All that said, I still occasionally struggle with intrusive thoughts. I’m still figuring out that some things are intrusive thoughts and trauma responses rather than sensible considerations or responses stemming from my own emotions, so I’m far from finished. It’s not like I can afford to just ignore all of them, either, since some of them are legitimately useful thoughts and ideas that can appear much like intrusive thoughts do, especially since I tend to have so much sitting on my metaphorical backburner all the time. If I just rejected anything that wasn’t tied to what I was immediately focused on, all of the useful thought processes and conclusions would get thrown out as well as the ones telling me to do stuff like tackle people or stick my finger into a bunch of powered wires at work. It’s not automatic with those kinds of intrusive thoughts, like it is with those related to my OCD (which tend to be very specific and easy to group together in a way that makes ignoring them easier now that I’ve mastered the process of actually dealing with them in a healthy manner). It’s a lot of work that is made easier by the decades of experience I’ve got. I’ve been managing intrusive thoughts longer than I’ve been writing stories down (though nowhere near as long as I’ve been telling them), so I’ve built up quite a bit of practical skill these days.

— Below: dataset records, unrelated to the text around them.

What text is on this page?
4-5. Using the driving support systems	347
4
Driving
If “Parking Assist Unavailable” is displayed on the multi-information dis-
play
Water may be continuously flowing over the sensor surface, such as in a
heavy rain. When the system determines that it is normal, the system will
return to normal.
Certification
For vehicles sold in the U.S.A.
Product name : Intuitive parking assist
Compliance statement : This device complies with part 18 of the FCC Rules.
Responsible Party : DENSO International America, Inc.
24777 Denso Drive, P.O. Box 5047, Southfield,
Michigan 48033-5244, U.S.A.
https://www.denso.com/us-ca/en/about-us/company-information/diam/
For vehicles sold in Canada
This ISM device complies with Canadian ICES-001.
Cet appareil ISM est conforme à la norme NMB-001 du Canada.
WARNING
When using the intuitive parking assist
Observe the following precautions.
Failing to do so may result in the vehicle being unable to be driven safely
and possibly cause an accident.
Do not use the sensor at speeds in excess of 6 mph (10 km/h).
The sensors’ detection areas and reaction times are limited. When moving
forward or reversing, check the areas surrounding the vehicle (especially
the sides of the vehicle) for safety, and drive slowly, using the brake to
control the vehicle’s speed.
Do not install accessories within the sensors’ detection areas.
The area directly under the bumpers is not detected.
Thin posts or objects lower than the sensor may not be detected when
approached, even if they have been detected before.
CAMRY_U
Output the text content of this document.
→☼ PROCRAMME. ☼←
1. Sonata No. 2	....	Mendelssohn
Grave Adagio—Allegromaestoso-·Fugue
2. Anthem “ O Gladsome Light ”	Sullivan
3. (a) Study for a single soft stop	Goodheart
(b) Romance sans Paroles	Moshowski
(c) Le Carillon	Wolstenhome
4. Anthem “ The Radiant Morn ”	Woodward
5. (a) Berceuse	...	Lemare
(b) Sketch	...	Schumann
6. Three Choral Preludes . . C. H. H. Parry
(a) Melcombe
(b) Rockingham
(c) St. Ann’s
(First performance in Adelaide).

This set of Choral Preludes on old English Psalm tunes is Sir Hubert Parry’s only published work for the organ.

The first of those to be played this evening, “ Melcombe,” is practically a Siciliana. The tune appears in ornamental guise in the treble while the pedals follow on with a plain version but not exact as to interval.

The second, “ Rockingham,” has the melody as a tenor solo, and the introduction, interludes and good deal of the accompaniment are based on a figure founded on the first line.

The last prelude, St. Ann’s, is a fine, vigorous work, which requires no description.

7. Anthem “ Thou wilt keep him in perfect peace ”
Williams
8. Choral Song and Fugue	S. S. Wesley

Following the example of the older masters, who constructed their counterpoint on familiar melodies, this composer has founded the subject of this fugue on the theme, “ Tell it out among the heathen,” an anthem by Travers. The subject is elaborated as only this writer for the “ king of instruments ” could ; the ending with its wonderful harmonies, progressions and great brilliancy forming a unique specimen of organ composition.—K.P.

Any time I get this deep into a discussion about this stuff with people, I usually remind them that I just make it look easy because I spent my entire childhood being forced to do it if I wanted to survive my upbringing. I am skilled because I had no other choice in the matter. I learned via trial by fire, which is not a process I’d recommend, especially because it created some unhealthy habits as well that took many years to unlearn and replace. A good therapist is probably your best resource for this stuff, as is self-reflection and introspection. If you learn more about yourself, you can learn to better identify which thoughts are your own and which are intruding from wherever that shit comes from. Regardless, you will need to put the work in. Just like any physical activity, it will not get easier to do until you can do it consistently and keep it up even when it tires you out. Just think of it as an extended training montage and you’ll start to feel the difference in no time at all.